Literature paper

Course aim: In this course, we will examine contemporary representations of human and animal life. Reading novels and theoretical texts from across the world, we will consider the ways in which the human-animal relation informs ideas of human identity and explore the different literary techniques employed to represent animal life. We will ask questions such as: what does it mean to be human? What is the difference between animals and humans? And how can we understand and represent animal experience? The course will be divided into five key topics: Animal Companions, Representing Animals, Rethinking Life, Anthropomorphism and the Limits of the Human, and Are We Post-Human? Each topic will be addressed through novels and theoretical texts drawn from a range of cultural, theoretical and geographical backgrounds. The novels will include texts by authors such as Jose Saramago, Yann Martel, Han Kang, Margaret Atwood, and Jim Crace.

Course summary: This course will involve an examination of human and animal life as it is represented in twenty-first century transnational fiction and thought. It will consider the ways in which the human-animal relation informs ideas of human identity, and will explore the different literary techniques employed to represent animal life. It will address questions such as: what does it mean to be human? What is the difference between animals and humans? Etc.. The course will be divided in five topics: representing animals; animal companions; anthropomorphism and the limits of the human; life, matter and agency; and are we post-human?

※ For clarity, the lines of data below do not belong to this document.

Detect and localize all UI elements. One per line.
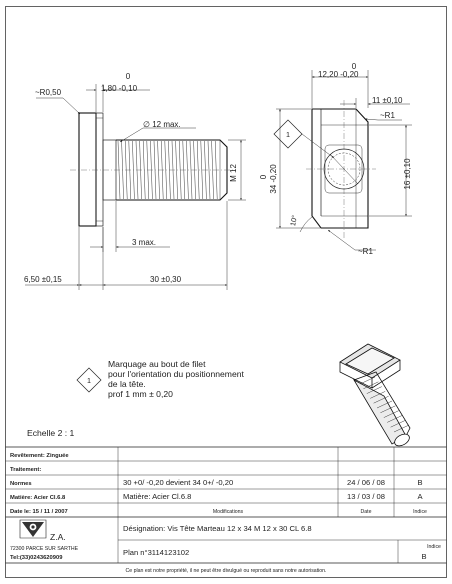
dim-side-width-upper: 0 <box>351 62 357 71</box>
note-line-2: pour l'orientation du positionnement <box>108 369 244 379</box>
marking-note <box>77 359 245 399</box>
isometric-view <box>340 344 411 448</box>
dim-head-radius: ~R0,50 <box>35 88 62 97</box>
company-phone: Tel:(33)0243620909 <box>10 555 63 561</box>
tb-date-b: 24 / 06 / 08 <box>347 478 385 487</box>
dim-radius-lower: ~R1 <box>358 247 373 256</box>
drawing-scale: Echelle 2 : 1 <box>27 428 75 438</box>
dim-side-11: 11 ±0,10 <box>372 96 403 105</box>
bolt-flange <box>96 113 103 226</box>
dim-thread-clearance: 3 max. <box>132 238 157 247</box>
company-logo <box>20 520 46 538</box>
dim-chamfer: ∅ 12 max. <box>143 120 181 129</box>
tb-label-standards: Normes <box>10 481 32 487</box>
tb-label-treatment: Traitement: <box>10 467 42 473</box>
company-address: 72300 PARCE SUR SARTHE <box>10 546 79 552</box>
tb-header-date: Date <box>360 509 372 515</box>
dim-length: 30 ±0,30 <box>150 275 182 284</box>
tb-mod-b: 30 +0/ -0,20 devient 34 0+/ -0,20 <box>123 478 234 487</box>
dim-side-width-lower: 12,20 -0,20 <box>318 70 359 79</box>
dim-head-thickness-lower: 1,80 -0,10 <box>101 84 138 93</box>
tb-header-modifications: Modifications <box>212 509 244 515</box>
company-name: Z.A. <box>50 532 66 542</box>
tb-mod-a: Matière: Acier Cl.6.8 <box>123 492 192 501</box>
dim-radius-upper: ~R1 <box>380 111 395 120</box>
tb-label-coating: Revêtement: Zinguée <box>10 453 69 459</box>
tb-date-a: 13 / 03 / 08 <box>347 492 385 501</box>
dim-thread: M 12 <box>229 164 238 182</box>
tb-header-index: Indice <box>413 509 427 515</box>
dim-head-offset: 6,50 ±0,15 <box>24 275 62 284</box>
t-head-outline <box>312 109 368 228</box>
marking-symbol-number: 1 <box>286 130 290 139</box>
front-view <box>24 72 246 290</box>
tb-plan-number: Plan n°3114123102 <box>123 548 190 557</box>
dim-height-16: 16 ±0,10 <box>403 158 412 190</box>
dim-head-thickness-upper: 0 <box>125 72 131 81</box>
tb-index-b: B <box>417 478 423 487</box>
tb-label-material: Matière: Acier Cl.6.8 <box>10 495 66 501</box>
tb-footer-notice: Ce plan est notre propriété, il ne peut être divulgué ou reproduit sans notre autorisation. <box>125 568 327 574</box>
note-line-3: de la tête. <box>108 379 146 389</box>
tb-index-a: A <box>417 492 423 501</box>
dim-angle: 10° <box>288 214 299 227</box>
note-line-1: Marquage au bout de filet <box>108 359 206 369</box>
tb-indice-value: B <box>421 552 427 561</box>
bolt-head <box>79 113 96 226</box>
tb-designation: Désignation: Vis Tête Marteau 12 x 34 M 12 x 30 CL 6.8 <box>123 524 312 533</box>
tb-indice-label: Indice <box>427 544 441 550</box>
side-view <box>259 62 412 256</box>
tb-label-date: Date le: 15 / 11 / 2007 <box>10 509 68 515</box>
dim-height-34-upper: 0 <box>259 174 268 180</box>
title-block <box>6 447 447 574</box>
note-marker-number: 1 <box>87 376 91 385</box>
note-line-4: prof 1 mm ± 0,20 <box>108 389 173 399</box>
dim-height-34-lower: 34 -0,20 <box>269 164 278 194</box>
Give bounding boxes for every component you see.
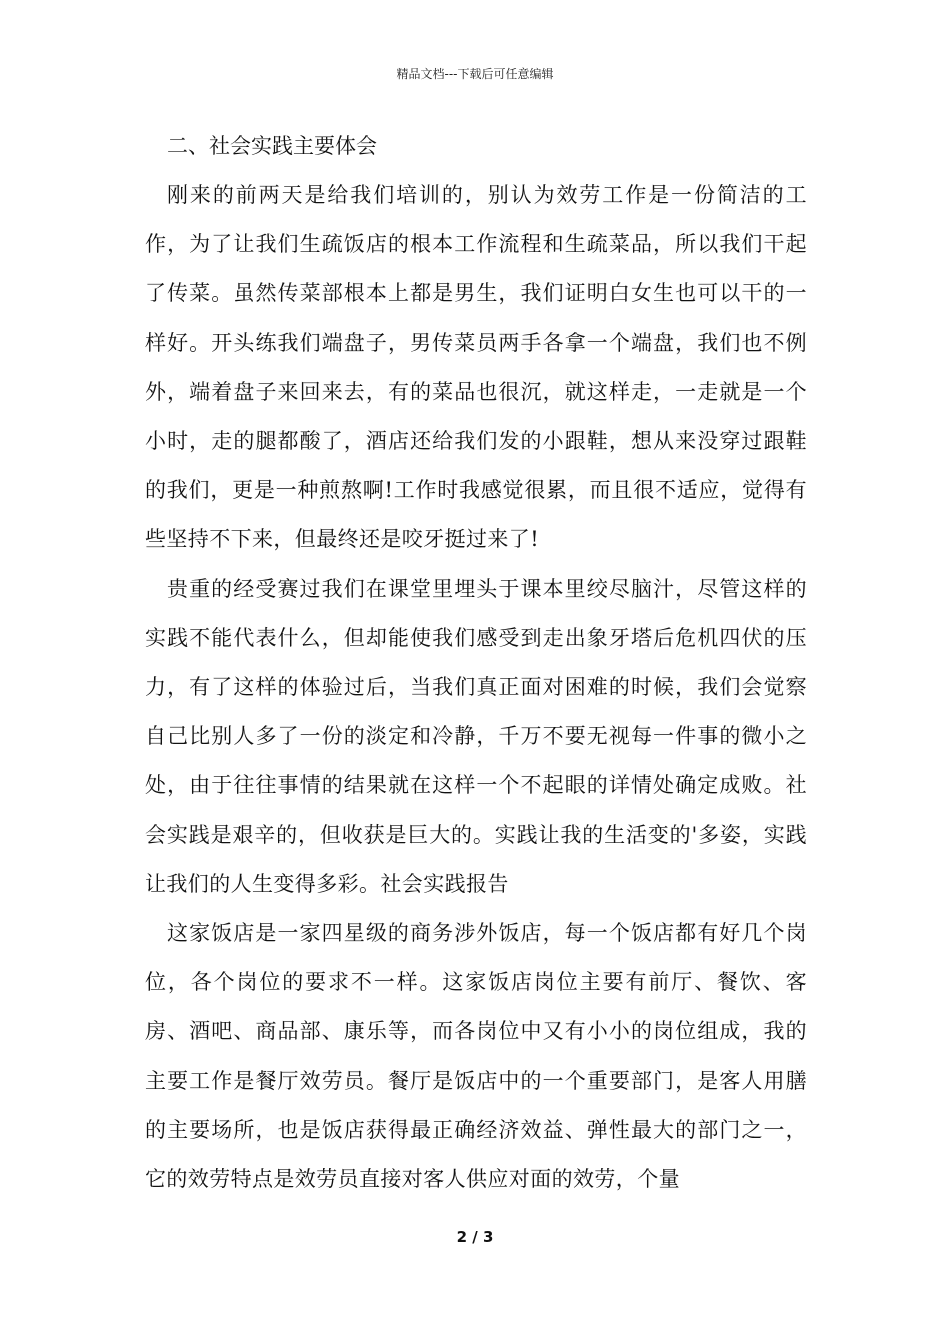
page-content <box>145 122 807 1204</box>
section-heading: 二、社会实践主要体会 <box>167 134 377 158</box>
paragraph-experience: 贵重的经受赛过我们在课堂里埋头于课本里绞尽脑汁，尽管这样的实践不能代表什么，但却能使我们感受到走出象牙塔后危机四伏的压力，有了这样的体验过后，当我们真正面对困难的时候，我们会觉察自己比别人多了一份的淡定和冷静，千万不要无视每一件事的微小之处，由于往往事情的结果就在这样一个不起眼的详情处确定成败。社会实践是艰辛的，但收获是巨大的。实践让我的生活变的'多姿，实践让我们的人生变得多彩。社会实践报告 <box>145 576 807 896</box>
paragraph-training: 刚来的前两天是给我们培训的，别认为效劳工作是一份简洁的工作，为了让我们生疏饭店的根本工作流程和生疏菜品，所以我们干起了传菜。虽然传菜部根本上都是男生，我们证明白女生也可以干的一样好。开头练我们端盘子，男传菜员两手各拿一个端盘，我们也不例外，端着盘子来回来去，有的菜品也很沉，就这样走，一走就是一个小时，走的腿都酸了，酒店还给我们发的小跟鞋，想从来没穿过跟鞋的我们，更是一种煎熬啊!工作时我感觉很累，而且很不适应，觉得有些坚持不下来，但最终还是咬牙挺过来了! <box>145 183 807 552</box>
page-number: 2 / 3 <box>456 1228 494 1246</box>
paragraph-hotel: 这家饭店是一家四星级的商务涉外饭店，每一个饭店都有好几个岗位，各个岗位的要求不一样。这家饭店岗位主要有前厅、餐饮、客房、酒吧、商品部、康乐等，而各岗位中又有小小的岗位组成，我的主要工作是餐厅效劳员。餐厅是饭店中的一个重要部门，是客人用膳的主要场所，也是饭店获得最正确经济效益、弹性最大的部门之一，它的效劳特点是效劳员直接对客人供应对面的效劳，个量 <box>145 921 807 1192</box>
page-header: 精品文档---下载后可任意编辑 <box>396 67 554 81</box>
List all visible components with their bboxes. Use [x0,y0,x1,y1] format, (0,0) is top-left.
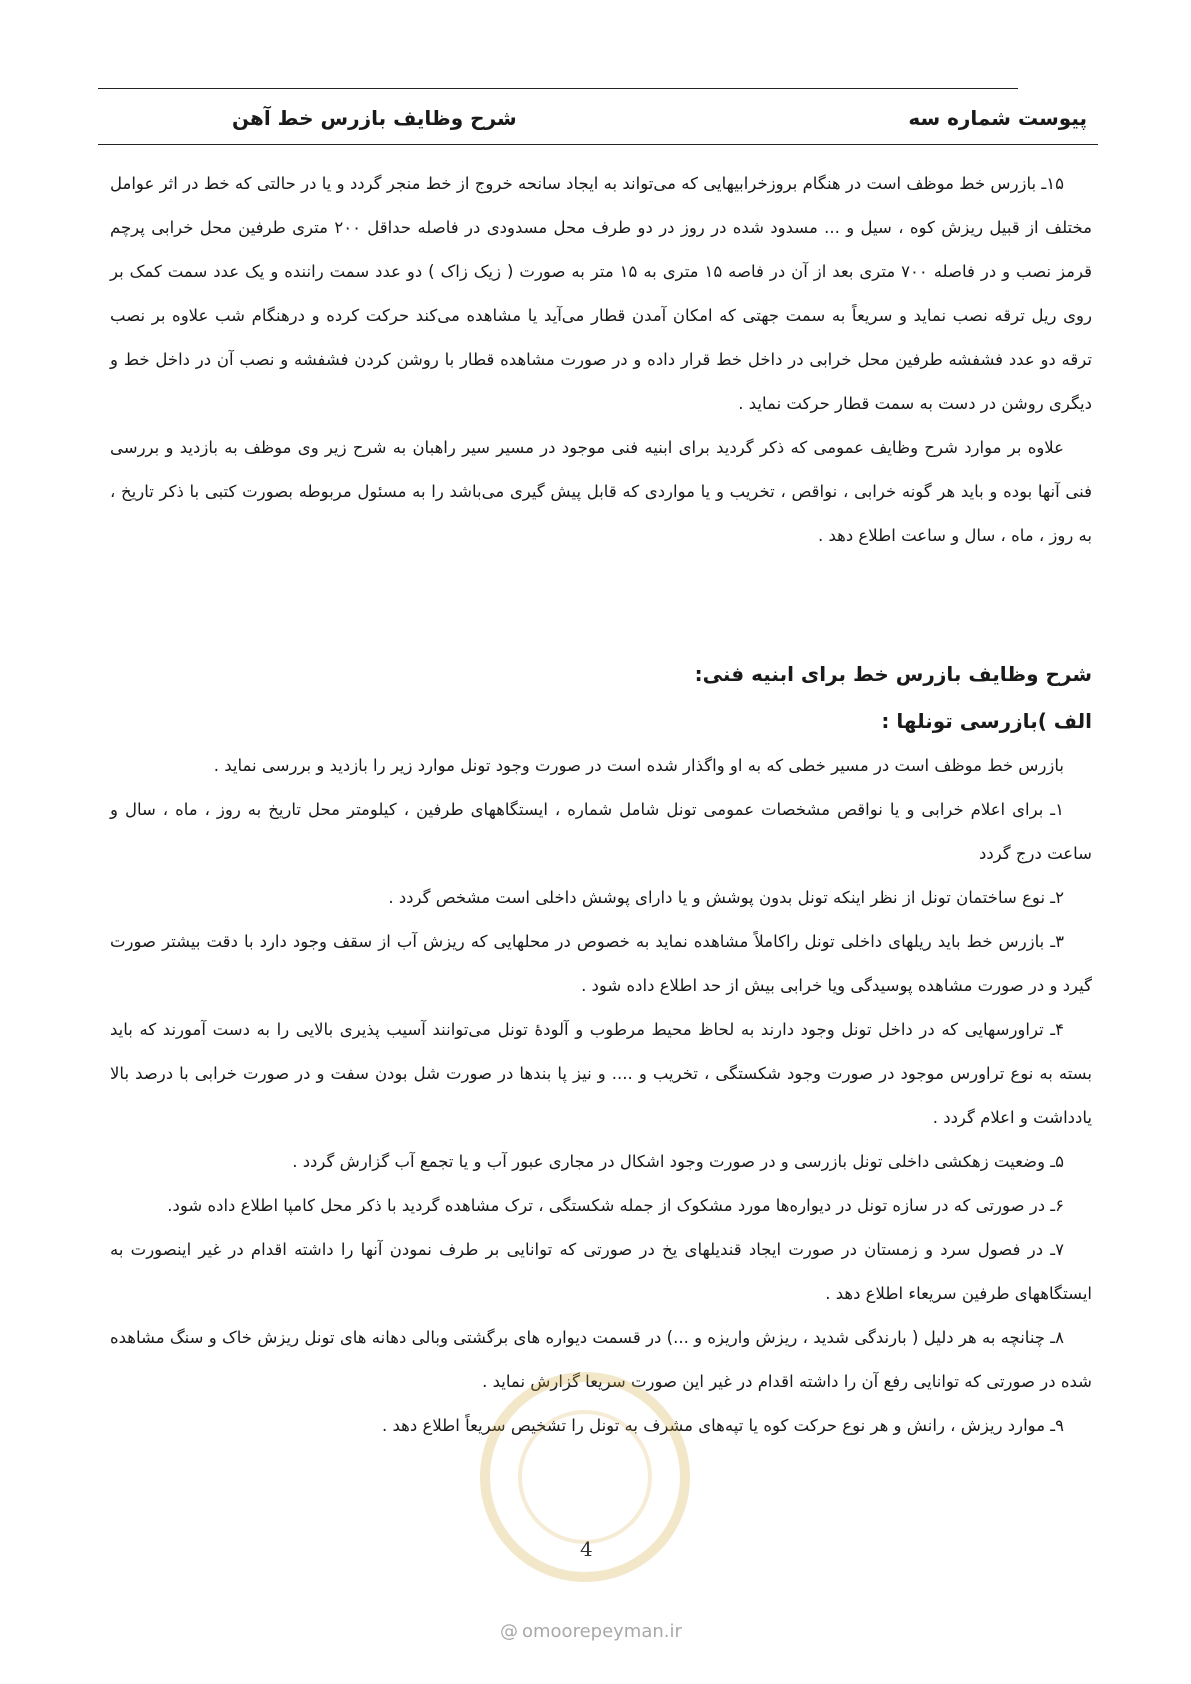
header-bottom-rule [98,144,1098,145]
section-heading: شرح وظایف بازرس خط برای ابنیه فنی: [694,662,1092,686]
paragraph-item-15: ۱۵ـ بازرس خط موظف است در هنگام بروزخرابیهایی که می‌تواند به ایجاد سانحه خروج از خط منجر گردد و یا در حالتی که خط در اثر عوامل مختلف از قبیل ریزش کوه ، سیل و ... مسدود شده در روز در دو طرف محل مسدودی در فاصله حداقل ۲۰۰ متری طرفین محل خرابی پرچم قرمز نصب و در فاصله ۷۰۰ متری بعد از آن در فاصه ۱۵ متری به ۱۵ متر به صورت ( زیک زاک ) دو عدد سمت راننده و یک عدد سمت کمک بر روی ریل ترقه نصب نماید و سریعاً به سمت جهتی که امکان آمدن قطار می‌آید یا مشاهده می‌کند حرکت کرده و درهنگام شب علاوه بر نصب ترقه دو عدد فشفشه طرفین محل خرابی در داخل خط قرار داده و در صورت مشاهده قطار با روشن کردن فشفشه و نصب آن در داخل خط و دیگری روشن در دست به سمت قطار حرکت نماید . [110,174,1093,413]
page-body [110,162,1092,1448]
list-item: ۱ـ برای اعلام خرابی و یا نواقص مشخصات عمومی تونل شامل شماره ، ایستگاههای طرفین ، کیلومتر محل تاریخ به روز ، ماه ، سال و ساعت درج گردد [110,800,1092,863]
list-item: ۹ـ موارد ریزش ، رانش و هر نوع حرکت کوه یا تپه‌های مشرف به تونل را تشخیص سریعاً اطلاع دهد . [382,1416,1064,1435]
header-top-rule [98,88,1018,89]
section-subheading: الف )بازرسی تونلها : [881,709,1092,733]
site-watermark-text: omoorepeyman.ir [522,1621,682,1642]
appendix-title: پیوست شماره سه [908,106,1087,130]
list-item: ۸ـ چنانچه به هر دلیل ( بارندگی شدید ، ریزش واریزه و ...) در قسمت دیواره های برگشتی وبالی دهانه های تونل ریزش خاک و سنگ مشاهده شده در صورتی که توانایی رفع آن را داشته اقدام در غیر این صورت سریعا گزارش نماید . [110,1328,1092,1391]
list-item: ۲ـ نوع ساختمان تونل از نظر اینکه تونل بدون پوشش و یا دارای پوشش داخلی است مشخص گردد . [388,888,1064,907]
list-item: ۵ـ وضعیت زهکشی داخلی تونل بازرسی و در صورت وجود اشکال در مجاری عبور آب و یا تجمع آب گزارش گردد . [292,1152,1064,1171]
list-item: ۷ـ در فصول سرد و زمستان در صورت ایجاد قندیلهای یخ در صورتی که توانایی بر طرف نمودن آنها را داشته اقدام در غیر اینصورت به ایستگاههای طرفین سریعاء اطلاع دهد . [110,1240,1092,1303]
section-spacer [110,558,1092,650]
document-title: شرح وظایف بازرس خط آهن [232,106,517,130]
at-sign-icon: @ [500,1621,518,1642]
list-item: ۴ـ تراورسهایی که در داخل تونل وجود دارند به لحاظ محیط مرطوب و آلودهٔ تونل می‌توانند آسیب پذیری بالایی را به دست آمورند که باید بسته به نوع تراورس موجود در صورت وجود شکستگی ، تخریب و .... و نیز پا بندها در صورت شل بودن سفت و در صورت خرابی با درصد بالا یادداشت و اعلام گردد . [110,1020,1092,1127]
paragraph-general-duties: علاوه بر موارد شرح وظایف عمومی که ذکر گردید برای ابنیه فنی موجود در مسیر سیر راهبان به شرح زیر وی موظف به بازدید و بررسی فنی آنها بوده و باید هر گونه خرابی ، نواقص ، تخریب و یا مواردی که قابل پیش گیری می‌باشد را به مسئول مربوطه بصورت کتبی با ذکر تاریخ ، به روز ، ماه ، سال و ساعت اطلاع دهد . [110,438,1092,545]
section-lead: بازرس خط موظف است در مسیر خطی که به او واگذار شده است در صورت وجود تونل موارد زیر را بازدید و بررسی نماید . [213,756,1064,775]
list-item: ۳ـ بازرس خط باید ریلهای داخلی تونل راکاملاً مشاهده نماید به خصوص در محلهایی که ریزش آب از سقف وجود دارد با دقت بیشتر صورت گیرد و در صورت مشاهده پوسیدگی ویا خرابی بیش از حد اطلاع داده شود . [110,932,1092,995]
site-watermark [500,1621,682,1642]
page-number: 4 [580,1537,593,1561]
list-item: ۶ـ در صورتی که در سازه تونل در دیواره‌ها مورد مشکوک از جمله شکستگی ، ترک مشاهده گردید با ذکر محل کامپا اطلاع داده شود. [167,1196,1064,1215]
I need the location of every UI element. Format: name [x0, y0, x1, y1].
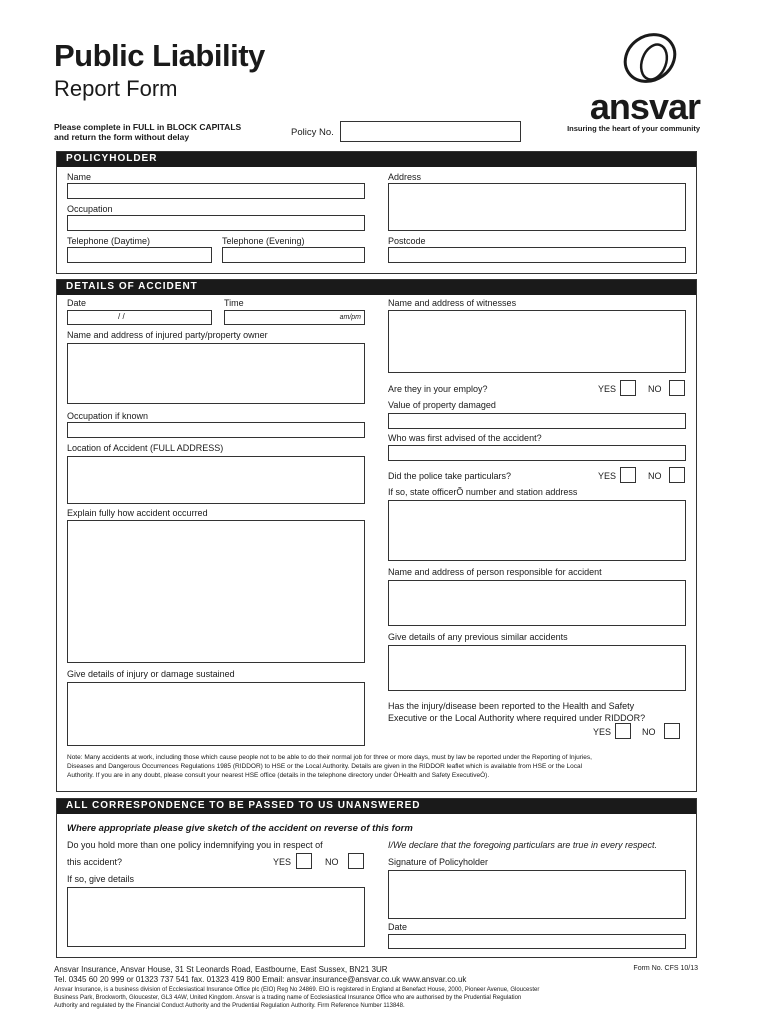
footer-legal: Ansvar Insurance, is a business division of Ecclesiastical Insurance Office plc (EIO) Reg No 24869. EIO is registered in England at Benefact House, 2000, Pioneer Avenue, Gloucester Business Park, Brockworth, Gloucester, GL3 4AW, United Kingdom. Ansvar is a trading name of Ecclesiastical Insurance Office who are authorised by the Prudential Regulation Authority and regulated by the Financial Conduct Authority and the Prudential Regulation Authority. Firm Reference Number 113848. — [54, 987, 540, 1009]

Each topic will comprise a novel and a short theoretical text drawn from a range of cultural, theoretical and geographical backgrounds. Students will identify the literary and theoretical questions arising from these texts and critically and comparatively evaluate the different approaches to the human-animal relation.

Please write an essay of 2000-2500 words in response to one of the following questions. In your essay you should use at least one of the literary texts and at least one of the theoretical texts studied in class. You should, of course, supplement this with your own secondary research.

What would it mean for humans and other animals to be ‘companion species’?

Does anthropomorphism help us to better understand nonhuman animals?

 

Consider the literary, ethical, and philosophical implications of the use of animal characters in fiction.